Rotorcraft will likely leapfrog fixed wing aircraft in the realm of cockpit technology within a decade, judging by new products and details announced at Heli-Expo, including Bell's 525R super-medium twin and new information from Eurcopter on its X4 twin.

Bell's new cockpit, the ARC Horizon, marries a Garmin G5000H - a system based on the fixed wing G5000 integrated avionics suite - with a BAE fly-by-wire (FBW) system and Bell overarching systems engineering.

The cockpit is being designed for heightened awareness of all flight conditions, along with the ability to correctly react to situations through control from the FBW system.
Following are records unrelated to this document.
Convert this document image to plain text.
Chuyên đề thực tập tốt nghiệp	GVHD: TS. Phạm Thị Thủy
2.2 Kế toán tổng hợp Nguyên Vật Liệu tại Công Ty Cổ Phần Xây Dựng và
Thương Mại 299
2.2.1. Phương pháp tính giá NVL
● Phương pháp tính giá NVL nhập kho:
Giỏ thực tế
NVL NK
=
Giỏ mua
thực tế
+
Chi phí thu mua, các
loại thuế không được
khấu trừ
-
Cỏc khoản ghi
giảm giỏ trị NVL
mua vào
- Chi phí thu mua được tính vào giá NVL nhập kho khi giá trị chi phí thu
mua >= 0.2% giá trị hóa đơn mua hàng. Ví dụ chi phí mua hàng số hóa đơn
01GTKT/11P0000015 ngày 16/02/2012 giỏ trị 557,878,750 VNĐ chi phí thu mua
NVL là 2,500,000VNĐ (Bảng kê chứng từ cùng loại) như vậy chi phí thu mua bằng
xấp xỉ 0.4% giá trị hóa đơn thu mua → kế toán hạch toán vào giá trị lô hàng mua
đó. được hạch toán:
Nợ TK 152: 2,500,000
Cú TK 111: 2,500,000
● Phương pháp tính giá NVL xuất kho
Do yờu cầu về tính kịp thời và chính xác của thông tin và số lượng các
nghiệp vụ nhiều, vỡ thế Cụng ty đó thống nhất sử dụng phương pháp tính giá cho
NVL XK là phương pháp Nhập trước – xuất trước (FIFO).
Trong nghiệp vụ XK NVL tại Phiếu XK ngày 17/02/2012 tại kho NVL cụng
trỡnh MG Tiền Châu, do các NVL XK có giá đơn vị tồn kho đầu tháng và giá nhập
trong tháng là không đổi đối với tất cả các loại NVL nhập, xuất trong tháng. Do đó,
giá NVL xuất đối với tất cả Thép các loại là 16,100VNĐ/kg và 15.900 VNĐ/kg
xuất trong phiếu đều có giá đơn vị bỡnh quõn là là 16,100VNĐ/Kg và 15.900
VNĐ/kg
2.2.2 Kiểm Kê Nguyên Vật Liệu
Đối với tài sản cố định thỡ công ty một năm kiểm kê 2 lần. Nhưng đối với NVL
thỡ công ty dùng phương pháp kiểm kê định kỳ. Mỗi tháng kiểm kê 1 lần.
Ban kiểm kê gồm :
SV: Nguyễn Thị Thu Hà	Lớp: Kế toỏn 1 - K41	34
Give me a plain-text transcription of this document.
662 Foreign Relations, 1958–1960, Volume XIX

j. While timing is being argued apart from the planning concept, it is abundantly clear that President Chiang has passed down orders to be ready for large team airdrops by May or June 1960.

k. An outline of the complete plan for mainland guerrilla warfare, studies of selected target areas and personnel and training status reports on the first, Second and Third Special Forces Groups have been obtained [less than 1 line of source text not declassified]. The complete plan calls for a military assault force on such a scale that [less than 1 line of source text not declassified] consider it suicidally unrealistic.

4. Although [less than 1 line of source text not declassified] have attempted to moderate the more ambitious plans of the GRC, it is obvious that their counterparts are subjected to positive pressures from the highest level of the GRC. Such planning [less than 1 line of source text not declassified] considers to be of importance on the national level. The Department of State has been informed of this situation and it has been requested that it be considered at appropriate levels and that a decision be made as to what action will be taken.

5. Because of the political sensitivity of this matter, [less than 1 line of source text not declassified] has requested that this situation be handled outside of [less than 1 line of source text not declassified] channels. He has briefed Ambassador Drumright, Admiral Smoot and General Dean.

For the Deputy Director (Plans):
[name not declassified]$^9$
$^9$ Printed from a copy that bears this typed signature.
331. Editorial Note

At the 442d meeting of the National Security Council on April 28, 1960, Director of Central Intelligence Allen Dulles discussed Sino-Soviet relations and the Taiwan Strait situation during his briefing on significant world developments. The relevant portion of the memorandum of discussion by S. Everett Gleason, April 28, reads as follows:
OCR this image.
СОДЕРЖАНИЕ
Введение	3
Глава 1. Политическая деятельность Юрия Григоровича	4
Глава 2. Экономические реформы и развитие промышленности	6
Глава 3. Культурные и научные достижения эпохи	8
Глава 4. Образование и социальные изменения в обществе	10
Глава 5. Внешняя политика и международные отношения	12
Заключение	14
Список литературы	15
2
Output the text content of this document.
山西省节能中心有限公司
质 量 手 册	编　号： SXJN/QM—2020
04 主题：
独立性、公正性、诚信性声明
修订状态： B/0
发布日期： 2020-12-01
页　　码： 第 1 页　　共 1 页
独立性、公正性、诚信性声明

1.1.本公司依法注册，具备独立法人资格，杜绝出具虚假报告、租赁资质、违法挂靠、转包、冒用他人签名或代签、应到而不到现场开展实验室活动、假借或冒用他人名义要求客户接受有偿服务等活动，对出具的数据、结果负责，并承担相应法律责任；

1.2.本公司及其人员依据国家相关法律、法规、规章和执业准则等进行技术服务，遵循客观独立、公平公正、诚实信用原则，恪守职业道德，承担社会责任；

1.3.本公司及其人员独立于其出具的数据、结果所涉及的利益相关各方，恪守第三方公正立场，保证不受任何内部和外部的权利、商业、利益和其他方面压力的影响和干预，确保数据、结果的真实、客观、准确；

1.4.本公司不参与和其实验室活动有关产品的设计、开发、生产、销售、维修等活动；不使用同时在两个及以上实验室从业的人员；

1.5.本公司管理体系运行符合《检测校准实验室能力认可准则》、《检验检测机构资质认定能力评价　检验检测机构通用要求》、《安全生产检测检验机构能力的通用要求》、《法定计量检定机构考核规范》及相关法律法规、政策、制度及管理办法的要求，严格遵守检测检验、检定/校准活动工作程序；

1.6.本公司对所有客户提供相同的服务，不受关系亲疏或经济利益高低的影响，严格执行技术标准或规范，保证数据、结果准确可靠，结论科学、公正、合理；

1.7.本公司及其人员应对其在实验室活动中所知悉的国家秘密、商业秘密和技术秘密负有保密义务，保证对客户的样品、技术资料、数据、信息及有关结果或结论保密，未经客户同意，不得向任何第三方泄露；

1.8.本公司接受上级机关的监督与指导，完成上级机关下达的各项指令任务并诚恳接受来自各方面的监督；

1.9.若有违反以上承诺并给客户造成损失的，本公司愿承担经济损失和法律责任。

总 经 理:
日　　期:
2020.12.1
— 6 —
Bell said the pilot side and co-pilot collective and cyclic controls will be slaved together electronically - a feature BAE has provided for military helicopters.

Garmin said ARC Horizon will feature its infrared-sensing touch screen control units, 3D audio and rudimentary voice command control for navigation and communication radio switching. "As the product matures, we hope to certify more commands in future," a Garmin official said.

One-upping Bell's advanced design are inklings of what Eurocopter has in store for the X4 - the replacement for its EC155 Dauphin medium twin - beyond 2017.

Eurocopter chief executive Lutz Bertling, speaking at Heli-Expo in Dallas, Texas, said the X4 will arrive in two waves - the first in 2017, when the helicopter will go to market with the advanced airframe, engines and dynamic chain portions, and the second in 2020, when the "game-changing" cockpit arrives, with a "major breakthrough" in safety.

"The level of innovation is so huge that we need a stepped approach," said Bertling, adding that Thales and Sagem are partners on the design. Along with FBW side-stick controllers, the company envisions a flightdeck with a small interactive central console, 3D audio information and helmet-mounted displays with large fields of view for the pilot.